A Collaborative Supercomputing Architecture for Geospatial Applications
Dr. Steve Chen
Chairman and CEO of Tonbu Inc.
(Former Sr. Vice President and Chief Architect of Cray Computer)
Abstract
A lot of advances during the last ten years while I was exploring the frontiers of large scale commercial computing, blade computing and collaborative computing as building blocks for future information utility grid environment. Now, I can see the opportunity to not only re-vitalize but also speed up the momentum of scientific, engineering and commercial computing with innovative system architecture, while leveraging more cost-effective and commercially-sustainable hardware and software components. As the volume of geospatial data increases by several orders of magnitude over the next decade, so will the potential for corresponding advances in knowledge of our natural world and in our ability to react to the changes taking place. To meet this grand challenge, we propose an innovative supercomputing architecture which is cost-effective, balanced, scalable, and sustainable. Applying high-performance computing and networking capabilities to human-computer interaction and visualization, we propose to make distributed collaboration as much like same-place work as possible for data analysis and decision making among interdisciplinary groups. This new system architecture will enable the accurate emulation of physical phenomena or processes while allowing intensive human interaction and interpretation. This not only helps traditional PC batch-oriented, compute-intensive applications, but also enables real-time or near real-time collaborative computing among scientists, engineers, and analysts. For example, collaborative medical imaging for early cancer detection and diagnostic would allow radiologists, oncologists, and surgeons to more effectively apply their diverse expertise to a patient to whom they have no direct access. My talk will focus on balanced architecture design, sustainable technology components, and deliverable application performance required to meet the future challenge. Hope my thoughts can stimulate more exciting and innovative approaches for the future supercomputing technology.
Bio
Dr. Chen is recognized throughout the high-performance computing industry as a leader, visionary, entrepreneur, and premier system architect. Dr. Chen currently is the co-founder and Chairman/CEO of Tonbu Inc, a leading collaborative solution and service company for high-tech, electronics, health care, education, entertainment and defense industries. Prior to founding Tonbu, he served as President/CEO of Chen Technology Corporation, focusing on advising top management of large international and small startup companies in assessing their core competencies, market competitiveness, industry trends, customer requirements, product directions, technology roadmaps, and alliance strategies. Before that, Dr. Chen was the EVP/CTO of Product Development and Board Director of Sequent Computer Systems, Inc., a leading provider of large enterprise servers for commercial applications, later acquired by IBM Corp. Dr. Chen initiated and guided Corporate Architecture Council that brought together many CIO’s/Chief Architects of Fortune 2000 companies to exchange and establish Sequent corporate product development strategy. During the 1980’s at Cray Research, Inc., Dr. Chen led his team in developing the most commercially successful parallel vector supercomputers, the Cray X-MP and Y-MP, which accounted for more than 90 percent of Cray Research’s worldwide supercomputer installations and for more than $1 billion in revenue. Within his past 30 years in the computing industry, Dr.
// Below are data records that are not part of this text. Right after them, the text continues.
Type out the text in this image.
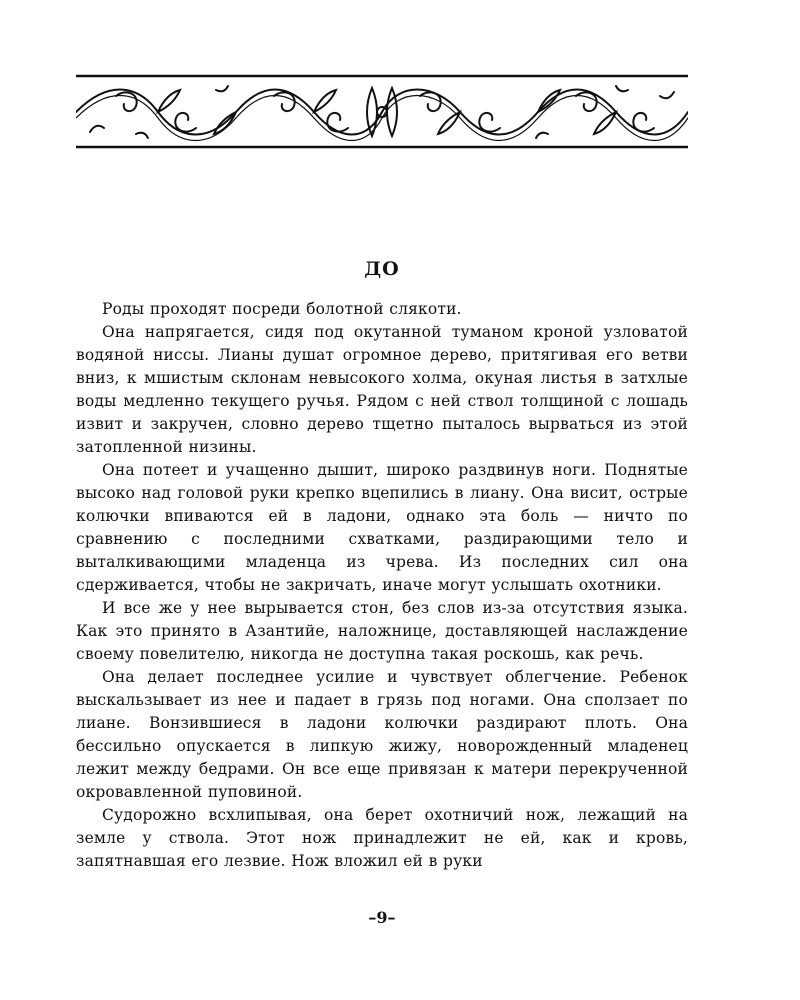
ДО

Роды проходят посреди болотной слякоти.

Она напрягается, сидя под окутанной туманом кроной узловатой водяной ниссы. Лианы душат огромное дерево, притягивая его ветви вниз, к мшистым склонам невысокого холма, окуная листья в затхлые воды медленно текущего ручья. Рядом с ней ствол толщиной с лошадь извит и закручен, словно дерево тщетно пыталось вырваться из этой затопленной низины.

Она потеет и учащенно дышит, широко раздвинув ноги. Поднятые высоко над головой руки крепко вцепились в лиану. Она висит, острые колючки впиваются ей в ладони, однако эта боль — ничто по сравнению с последними схватками, раздирающими тело и выталкивающими младенца из чрева. Из последних сил она сдерживается, чтобы не закричать, иначе могут услышать охотники.

И все же у нее вырывается стон, без слов из-за отсутствия языка. Как это принято в Азантийе, наложнице, доставляющей наслаждение своему повелителю, никогда не доступна такая роскошь, как речь.

Она делает последнее усилие и чувствует облегчение. Ребенок выскальзывает из нее и падает в грязь под ногами. Она сползает по лиане. Вонзившиеся в ладони колючки раздирают плоть. Она бессильно опускается в липкую жижу, новорожденный младенец лежит между бедрами. Он все еще привязан к матери перекрученной окровавленной пуповиной.

Судорожно всхлипывая, она берет охотничий нож, лежащий на земле у ствола. Этот нож принадлежит не ей, как и кровь, запятнавшая его лезвие. Нож вложил ей в руки

–9–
Chen has formed many international and multi-corporation strategic partnerships and joint ventures in product and technology development. He has also raised more than US$250M in corporate and private investment capital to found many startup companies that developed and delivered cutting-edge products including high performance supercomputing servers, scalable and reliable commercial servers, computing-on-demand blade servers, and internet-based enterprise collaborative software. Dr. Chen graduated from National Taiwan University with a B.S. in Electrical Engineering and the University of Illinois with a Ph.D. in Computer Science. He currently serves on U.S. National Academy of Engineering, American Academy of Arts and Sciences, and the Boards/Advisers of many high-tech companies in U.S. Silicon Valley. He has published numerous research articles and U.S. patents in high-performance system designs, packaging, parallel architectures, compiler software, and application algorithms development.